Tea Party protests San Antonio city proposal, councilman says point is moot
Anti-discrimination proposal to include LGBT community
SAN ANTONIO – A small group with the River City Tea Party Patriots gathered outside City Hall Friday morning to protest a proposed city ordinance that they claim would ban Christians or anyone with anti-gay views from running for city council or obtaining a contract with city government.
"This one right here is just strictly going after the Christians and people that have the anti-gay views," said Brandon Burkhardt, the group's president. "People have the choice to vote them in or not vote them in. The people make the choice, not city council."
But District 1 Councilman Diego Bernal, who proposed the ordinance, says the group may be misguided.

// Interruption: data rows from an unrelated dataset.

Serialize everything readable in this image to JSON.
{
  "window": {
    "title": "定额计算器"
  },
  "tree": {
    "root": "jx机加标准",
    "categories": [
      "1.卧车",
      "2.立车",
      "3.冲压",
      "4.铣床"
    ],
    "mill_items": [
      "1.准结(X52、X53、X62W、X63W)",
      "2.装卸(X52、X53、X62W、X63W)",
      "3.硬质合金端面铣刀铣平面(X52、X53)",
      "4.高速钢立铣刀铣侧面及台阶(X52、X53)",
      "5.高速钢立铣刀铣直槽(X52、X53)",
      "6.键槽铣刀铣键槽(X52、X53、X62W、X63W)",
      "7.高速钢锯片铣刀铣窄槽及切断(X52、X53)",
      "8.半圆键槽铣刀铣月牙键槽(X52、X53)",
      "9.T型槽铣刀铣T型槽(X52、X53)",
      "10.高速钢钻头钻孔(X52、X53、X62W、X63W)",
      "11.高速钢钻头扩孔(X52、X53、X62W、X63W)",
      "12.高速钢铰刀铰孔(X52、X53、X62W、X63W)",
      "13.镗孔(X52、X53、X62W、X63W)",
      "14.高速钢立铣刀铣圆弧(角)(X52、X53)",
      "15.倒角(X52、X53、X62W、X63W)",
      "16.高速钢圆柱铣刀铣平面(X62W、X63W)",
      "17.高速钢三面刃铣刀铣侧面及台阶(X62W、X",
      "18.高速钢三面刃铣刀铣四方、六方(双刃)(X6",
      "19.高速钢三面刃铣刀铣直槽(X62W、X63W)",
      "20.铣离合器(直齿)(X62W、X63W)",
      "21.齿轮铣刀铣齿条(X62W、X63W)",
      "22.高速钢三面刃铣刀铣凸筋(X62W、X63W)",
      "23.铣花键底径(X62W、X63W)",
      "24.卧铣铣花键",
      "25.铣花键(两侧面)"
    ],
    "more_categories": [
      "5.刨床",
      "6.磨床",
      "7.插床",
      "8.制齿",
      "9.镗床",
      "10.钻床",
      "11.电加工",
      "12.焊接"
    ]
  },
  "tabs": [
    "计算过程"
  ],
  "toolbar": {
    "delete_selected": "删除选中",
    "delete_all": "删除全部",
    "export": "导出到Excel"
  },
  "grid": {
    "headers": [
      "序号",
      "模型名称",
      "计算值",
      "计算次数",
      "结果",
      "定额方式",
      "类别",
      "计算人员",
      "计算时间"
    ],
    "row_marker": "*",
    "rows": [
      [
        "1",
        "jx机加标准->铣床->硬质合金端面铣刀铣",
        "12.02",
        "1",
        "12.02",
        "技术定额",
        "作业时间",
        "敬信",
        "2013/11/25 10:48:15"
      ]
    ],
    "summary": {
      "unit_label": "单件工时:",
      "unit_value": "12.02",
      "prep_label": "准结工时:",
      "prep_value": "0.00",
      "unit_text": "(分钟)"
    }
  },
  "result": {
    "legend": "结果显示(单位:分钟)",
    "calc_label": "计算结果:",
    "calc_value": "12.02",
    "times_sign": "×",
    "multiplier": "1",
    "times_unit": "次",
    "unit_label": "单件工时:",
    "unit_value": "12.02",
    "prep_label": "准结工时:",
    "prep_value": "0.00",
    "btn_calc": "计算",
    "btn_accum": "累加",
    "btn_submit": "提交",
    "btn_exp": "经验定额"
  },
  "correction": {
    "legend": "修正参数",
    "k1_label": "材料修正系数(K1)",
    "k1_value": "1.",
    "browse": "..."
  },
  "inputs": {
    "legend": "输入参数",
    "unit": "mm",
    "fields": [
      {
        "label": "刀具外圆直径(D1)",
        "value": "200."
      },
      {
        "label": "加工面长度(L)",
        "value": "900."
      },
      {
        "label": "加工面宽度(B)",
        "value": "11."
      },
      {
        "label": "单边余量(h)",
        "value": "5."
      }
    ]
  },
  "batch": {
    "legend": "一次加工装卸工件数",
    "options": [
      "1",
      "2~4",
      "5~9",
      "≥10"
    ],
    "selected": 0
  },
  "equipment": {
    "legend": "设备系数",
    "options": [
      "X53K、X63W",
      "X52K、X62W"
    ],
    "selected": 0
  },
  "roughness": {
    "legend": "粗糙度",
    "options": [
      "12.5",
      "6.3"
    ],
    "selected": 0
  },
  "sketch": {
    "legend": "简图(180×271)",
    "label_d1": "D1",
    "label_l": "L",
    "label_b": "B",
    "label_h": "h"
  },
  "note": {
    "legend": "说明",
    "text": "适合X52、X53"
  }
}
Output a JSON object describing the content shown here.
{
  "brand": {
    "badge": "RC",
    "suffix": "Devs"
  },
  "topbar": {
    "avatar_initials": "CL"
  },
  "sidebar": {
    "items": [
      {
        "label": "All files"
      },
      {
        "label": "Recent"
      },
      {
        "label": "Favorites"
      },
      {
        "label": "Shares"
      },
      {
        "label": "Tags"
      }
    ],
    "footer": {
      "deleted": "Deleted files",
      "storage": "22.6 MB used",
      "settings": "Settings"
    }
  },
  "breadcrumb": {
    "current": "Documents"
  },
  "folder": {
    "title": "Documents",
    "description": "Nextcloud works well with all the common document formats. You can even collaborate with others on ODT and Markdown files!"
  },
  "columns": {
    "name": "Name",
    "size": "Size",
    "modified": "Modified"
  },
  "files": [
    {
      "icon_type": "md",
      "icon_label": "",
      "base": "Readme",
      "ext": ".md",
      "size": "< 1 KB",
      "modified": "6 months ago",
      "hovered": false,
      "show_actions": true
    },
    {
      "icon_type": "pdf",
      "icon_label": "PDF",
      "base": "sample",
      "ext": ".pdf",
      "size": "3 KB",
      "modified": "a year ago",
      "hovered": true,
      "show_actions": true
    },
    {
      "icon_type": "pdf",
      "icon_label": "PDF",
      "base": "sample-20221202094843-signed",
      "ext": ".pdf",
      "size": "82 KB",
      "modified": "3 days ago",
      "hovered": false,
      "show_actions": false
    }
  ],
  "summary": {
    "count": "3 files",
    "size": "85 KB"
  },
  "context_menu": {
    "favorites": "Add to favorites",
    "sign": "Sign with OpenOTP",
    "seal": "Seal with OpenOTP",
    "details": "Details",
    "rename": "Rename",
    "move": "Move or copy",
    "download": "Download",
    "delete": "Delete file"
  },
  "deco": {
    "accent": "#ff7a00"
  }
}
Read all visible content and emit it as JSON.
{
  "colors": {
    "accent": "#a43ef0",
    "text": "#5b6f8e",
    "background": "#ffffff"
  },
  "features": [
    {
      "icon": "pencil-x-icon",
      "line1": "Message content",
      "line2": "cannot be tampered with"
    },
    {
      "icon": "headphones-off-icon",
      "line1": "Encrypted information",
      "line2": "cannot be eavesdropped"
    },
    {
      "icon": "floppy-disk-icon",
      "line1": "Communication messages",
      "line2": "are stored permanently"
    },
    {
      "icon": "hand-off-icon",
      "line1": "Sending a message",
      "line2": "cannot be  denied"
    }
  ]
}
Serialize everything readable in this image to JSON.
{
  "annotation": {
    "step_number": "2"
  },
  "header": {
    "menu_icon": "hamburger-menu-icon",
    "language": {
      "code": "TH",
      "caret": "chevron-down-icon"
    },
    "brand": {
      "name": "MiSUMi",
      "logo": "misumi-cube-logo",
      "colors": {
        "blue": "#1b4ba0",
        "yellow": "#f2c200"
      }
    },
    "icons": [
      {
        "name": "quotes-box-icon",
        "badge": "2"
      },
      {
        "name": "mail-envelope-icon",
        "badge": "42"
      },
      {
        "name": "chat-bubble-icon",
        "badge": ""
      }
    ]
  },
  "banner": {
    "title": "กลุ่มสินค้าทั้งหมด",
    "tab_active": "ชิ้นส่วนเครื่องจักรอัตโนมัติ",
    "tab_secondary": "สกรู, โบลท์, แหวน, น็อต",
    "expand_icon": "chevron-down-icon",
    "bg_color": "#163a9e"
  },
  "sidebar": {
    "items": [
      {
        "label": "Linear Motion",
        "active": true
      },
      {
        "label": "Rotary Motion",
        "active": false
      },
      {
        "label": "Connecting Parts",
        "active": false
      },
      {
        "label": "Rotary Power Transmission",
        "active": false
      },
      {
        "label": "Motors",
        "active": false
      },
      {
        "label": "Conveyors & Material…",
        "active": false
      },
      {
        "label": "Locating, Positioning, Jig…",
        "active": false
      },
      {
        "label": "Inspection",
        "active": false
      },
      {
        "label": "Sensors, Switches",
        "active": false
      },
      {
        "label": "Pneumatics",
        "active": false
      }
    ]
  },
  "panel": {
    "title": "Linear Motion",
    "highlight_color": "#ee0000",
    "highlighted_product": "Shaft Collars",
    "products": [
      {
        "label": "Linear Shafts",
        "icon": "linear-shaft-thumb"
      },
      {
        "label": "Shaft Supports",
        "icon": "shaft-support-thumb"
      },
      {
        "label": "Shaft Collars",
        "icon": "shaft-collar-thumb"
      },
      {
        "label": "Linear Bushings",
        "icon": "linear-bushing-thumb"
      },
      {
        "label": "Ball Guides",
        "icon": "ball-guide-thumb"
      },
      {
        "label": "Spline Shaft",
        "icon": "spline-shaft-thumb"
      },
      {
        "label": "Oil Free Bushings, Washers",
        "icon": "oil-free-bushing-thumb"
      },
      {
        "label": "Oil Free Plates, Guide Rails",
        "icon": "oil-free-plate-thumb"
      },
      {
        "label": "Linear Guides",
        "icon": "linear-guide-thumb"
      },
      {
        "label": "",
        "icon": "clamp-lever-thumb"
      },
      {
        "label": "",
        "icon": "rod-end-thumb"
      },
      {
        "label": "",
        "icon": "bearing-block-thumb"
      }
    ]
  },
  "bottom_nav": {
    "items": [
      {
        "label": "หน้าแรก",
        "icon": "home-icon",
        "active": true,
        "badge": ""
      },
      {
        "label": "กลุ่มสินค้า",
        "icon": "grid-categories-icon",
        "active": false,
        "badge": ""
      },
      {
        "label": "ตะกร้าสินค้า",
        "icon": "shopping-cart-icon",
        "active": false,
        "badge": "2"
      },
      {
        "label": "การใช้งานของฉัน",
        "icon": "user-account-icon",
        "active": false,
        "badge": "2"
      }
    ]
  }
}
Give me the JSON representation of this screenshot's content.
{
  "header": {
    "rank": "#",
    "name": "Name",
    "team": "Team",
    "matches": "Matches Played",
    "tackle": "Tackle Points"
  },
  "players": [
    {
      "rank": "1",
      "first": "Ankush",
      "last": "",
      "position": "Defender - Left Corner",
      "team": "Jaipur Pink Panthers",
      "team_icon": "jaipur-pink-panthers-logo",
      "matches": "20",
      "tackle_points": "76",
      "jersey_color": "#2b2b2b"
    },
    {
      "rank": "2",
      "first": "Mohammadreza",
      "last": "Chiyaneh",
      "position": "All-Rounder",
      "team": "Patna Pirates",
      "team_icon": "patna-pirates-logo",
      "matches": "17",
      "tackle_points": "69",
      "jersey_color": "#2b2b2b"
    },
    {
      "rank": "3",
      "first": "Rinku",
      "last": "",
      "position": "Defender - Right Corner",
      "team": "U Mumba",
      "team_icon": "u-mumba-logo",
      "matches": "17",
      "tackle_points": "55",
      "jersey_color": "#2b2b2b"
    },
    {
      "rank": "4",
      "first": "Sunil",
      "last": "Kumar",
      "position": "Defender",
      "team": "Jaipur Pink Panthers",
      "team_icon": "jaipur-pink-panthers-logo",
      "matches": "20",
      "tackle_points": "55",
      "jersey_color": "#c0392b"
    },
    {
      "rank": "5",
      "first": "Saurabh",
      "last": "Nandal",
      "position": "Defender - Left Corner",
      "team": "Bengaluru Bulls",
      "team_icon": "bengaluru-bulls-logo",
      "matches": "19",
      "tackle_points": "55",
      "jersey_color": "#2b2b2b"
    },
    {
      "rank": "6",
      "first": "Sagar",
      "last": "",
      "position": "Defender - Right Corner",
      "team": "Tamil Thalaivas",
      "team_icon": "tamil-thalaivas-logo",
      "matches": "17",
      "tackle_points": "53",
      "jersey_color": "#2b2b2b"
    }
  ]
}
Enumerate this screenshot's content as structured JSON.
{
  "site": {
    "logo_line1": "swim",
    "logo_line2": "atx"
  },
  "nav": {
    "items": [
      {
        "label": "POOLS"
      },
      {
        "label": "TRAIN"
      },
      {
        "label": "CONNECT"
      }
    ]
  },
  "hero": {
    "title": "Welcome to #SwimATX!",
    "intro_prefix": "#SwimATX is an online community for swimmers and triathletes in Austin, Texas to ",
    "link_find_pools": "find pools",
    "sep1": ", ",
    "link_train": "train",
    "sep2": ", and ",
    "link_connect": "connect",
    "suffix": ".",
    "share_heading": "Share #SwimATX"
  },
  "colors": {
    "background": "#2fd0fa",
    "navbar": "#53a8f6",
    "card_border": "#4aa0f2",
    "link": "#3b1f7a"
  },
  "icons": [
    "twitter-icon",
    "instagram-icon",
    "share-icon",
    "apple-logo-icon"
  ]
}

According to Bernal, anyone can run for city council -- no matter their views or religious beliefs -- and any business that contracts with the city can hold any view it chooses.
However, that business cannot engage in discrimination, Bernal says.
Earlier in the week, Mayor Julian Castro said the controversy could center around confusion.
"San Antonio is the last big city to actually enact a non-discrimination ordinance like this and there's a lot of misinformation out there about what's actually contained in it," Castro said. "So I hope that folks will actually wait for the final draft on the proposal before they make a judgment on it."
But the River City Tea Party Patriots says it will hold strong to make sure their views aren't discriminated against, either.
"Everybody should have the chance to run for city council, nobody should be excluded," Burkhardt said "Nobody should be discriminated against, no one."
Prior to Friday's demonstration, Bernal removed language from the proposed ordinance that pertains to prohibiting anyone from being appointed to a city position if the city council deems they demonstrated bias in the past or engaged in discrimination.
The councilman says that portion of the ordinance seemed to cause confusion.
In a press release Friday afternoon, the River City Tea Party Patriots "declared victory" over the removal of that portion.
However, Bernal says that section was redundant because the city council already has that power. He adds that the proposed ordinance would be an update to add the LGBT community to the policy the city currently has in place.
The city council could vote on the measure later this month or in early September.